Worldometer has faced some criticism over transparency of ownership, lack of citations to data sources, and unreliability of its COVID-19 statistics and live rankings.

In April 2020, editors of the English Wikipedia decided that Worldometer's COVID-19 figures are often unreliable and should not be cited in any pages related to the pandemic.

==Reception==
Edouard Mathieu, the data manager of Our World in Data, stated that "Their main focus seems to be having the latest number [of COVID-19 cases] wherever it comes from, whether it's reliable or not, whether it's well-sourced or not."
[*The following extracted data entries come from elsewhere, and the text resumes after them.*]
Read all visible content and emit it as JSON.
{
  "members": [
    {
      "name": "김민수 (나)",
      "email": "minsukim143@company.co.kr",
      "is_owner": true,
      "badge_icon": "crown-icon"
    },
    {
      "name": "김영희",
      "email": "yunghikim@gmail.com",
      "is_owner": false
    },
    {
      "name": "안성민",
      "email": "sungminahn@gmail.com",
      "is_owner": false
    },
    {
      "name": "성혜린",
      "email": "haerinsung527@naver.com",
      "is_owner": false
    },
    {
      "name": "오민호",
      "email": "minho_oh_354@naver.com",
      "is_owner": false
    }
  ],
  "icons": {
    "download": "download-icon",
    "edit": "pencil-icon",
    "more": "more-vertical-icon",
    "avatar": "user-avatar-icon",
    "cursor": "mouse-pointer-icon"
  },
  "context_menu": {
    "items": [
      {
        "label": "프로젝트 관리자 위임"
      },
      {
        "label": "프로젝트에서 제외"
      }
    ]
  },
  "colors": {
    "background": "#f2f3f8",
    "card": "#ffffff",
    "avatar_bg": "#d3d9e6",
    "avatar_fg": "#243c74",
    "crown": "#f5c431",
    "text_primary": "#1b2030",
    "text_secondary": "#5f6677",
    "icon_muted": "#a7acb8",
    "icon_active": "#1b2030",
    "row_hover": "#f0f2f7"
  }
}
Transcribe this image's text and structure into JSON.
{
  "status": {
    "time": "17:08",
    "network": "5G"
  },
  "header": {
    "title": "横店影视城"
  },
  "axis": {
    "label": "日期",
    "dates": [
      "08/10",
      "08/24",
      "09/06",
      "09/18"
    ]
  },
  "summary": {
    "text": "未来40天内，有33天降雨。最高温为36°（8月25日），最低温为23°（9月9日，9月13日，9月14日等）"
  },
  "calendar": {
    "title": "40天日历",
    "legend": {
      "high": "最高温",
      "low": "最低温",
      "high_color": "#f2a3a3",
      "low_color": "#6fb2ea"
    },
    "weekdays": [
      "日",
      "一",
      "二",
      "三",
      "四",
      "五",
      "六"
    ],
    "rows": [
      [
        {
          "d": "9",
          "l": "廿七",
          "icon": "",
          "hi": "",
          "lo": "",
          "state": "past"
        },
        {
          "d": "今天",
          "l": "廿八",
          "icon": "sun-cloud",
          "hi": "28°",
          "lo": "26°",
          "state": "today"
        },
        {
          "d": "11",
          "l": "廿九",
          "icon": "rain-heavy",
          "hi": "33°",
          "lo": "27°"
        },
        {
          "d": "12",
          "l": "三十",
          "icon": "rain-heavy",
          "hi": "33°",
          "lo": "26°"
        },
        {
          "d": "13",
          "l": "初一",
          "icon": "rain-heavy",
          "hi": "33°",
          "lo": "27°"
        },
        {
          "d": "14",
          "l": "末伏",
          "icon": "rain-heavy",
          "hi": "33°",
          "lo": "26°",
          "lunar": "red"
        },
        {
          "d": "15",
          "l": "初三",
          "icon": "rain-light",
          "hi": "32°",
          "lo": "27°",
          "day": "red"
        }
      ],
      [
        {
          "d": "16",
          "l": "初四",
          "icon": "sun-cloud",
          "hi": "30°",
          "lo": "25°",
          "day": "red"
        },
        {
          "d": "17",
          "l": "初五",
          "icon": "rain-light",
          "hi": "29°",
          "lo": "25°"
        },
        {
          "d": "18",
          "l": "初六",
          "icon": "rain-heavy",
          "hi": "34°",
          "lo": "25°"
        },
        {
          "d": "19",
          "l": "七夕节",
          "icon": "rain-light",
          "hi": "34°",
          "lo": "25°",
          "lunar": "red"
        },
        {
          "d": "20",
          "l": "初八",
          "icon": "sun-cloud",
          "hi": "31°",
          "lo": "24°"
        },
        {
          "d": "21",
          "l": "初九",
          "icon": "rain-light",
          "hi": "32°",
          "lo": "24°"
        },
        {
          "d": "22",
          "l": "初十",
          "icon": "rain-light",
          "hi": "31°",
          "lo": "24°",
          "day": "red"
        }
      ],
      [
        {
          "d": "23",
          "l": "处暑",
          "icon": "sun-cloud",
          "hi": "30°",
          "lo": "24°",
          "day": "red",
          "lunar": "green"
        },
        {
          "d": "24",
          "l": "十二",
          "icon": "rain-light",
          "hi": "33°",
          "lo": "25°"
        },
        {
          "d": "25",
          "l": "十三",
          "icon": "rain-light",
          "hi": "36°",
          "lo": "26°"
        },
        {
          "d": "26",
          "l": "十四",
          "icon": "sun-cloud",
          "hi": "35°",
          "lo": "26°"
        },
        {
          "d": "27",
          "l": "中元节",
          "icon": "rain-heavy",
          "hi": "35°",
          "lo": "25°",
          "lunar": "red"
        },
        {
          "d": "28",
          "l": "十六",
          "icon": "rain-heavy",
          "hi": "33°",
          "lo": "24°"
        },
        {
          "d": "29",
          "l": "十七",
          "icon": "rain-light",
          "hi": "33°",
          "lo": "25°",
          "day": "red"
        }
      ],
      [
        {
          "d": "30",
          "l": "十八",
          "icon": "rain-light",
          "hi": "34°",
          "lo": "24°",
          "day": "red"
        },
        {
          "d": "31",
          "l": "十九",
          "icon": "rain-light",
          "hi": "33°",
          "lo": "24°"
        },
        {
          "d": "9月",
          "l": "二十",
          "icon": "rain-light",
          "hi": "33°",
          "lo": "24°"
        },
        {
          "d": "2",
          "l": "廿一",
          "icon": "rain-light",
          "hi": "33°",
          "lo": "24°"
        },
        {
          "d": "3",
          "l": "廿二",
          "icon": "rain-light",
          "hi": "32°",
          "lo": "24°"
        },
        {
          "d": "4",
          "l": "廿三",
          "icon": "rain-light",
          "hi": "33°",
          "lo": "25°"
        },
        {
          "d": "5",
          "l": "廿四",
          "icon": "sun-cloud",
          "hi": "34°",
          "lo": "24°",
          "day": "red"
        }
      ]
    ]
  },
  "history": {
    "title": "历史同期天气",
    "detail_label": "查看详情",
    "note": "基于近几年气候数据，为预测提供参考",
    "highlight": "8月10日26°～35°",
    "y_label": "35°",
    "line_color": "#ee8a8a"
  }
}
Virginia Pitzer, a Yale University epidemiologist, said that the site is "legitimate", but flawed, inconsistent, and containing errors.

According to Axios, at the peak of user interest, the website was the #28 most visited website in the world in April 2020. A plurality (25.8%) of visitors came from the United States, followed by Japan (17.9%), India (8.67%), the United Kingdom (6.6%), South Korea (5.8%), Canada (5.18%), Germany (3.13%), Australia (2.49%), Poland (2.18%), France (1.73%), Turkey (1.66%), Brazil (1.65%) and Argentina (1.52%).

By March 2023, according to traffic data from Similarweb, Worldometer had dropped to the 5,963rd global place.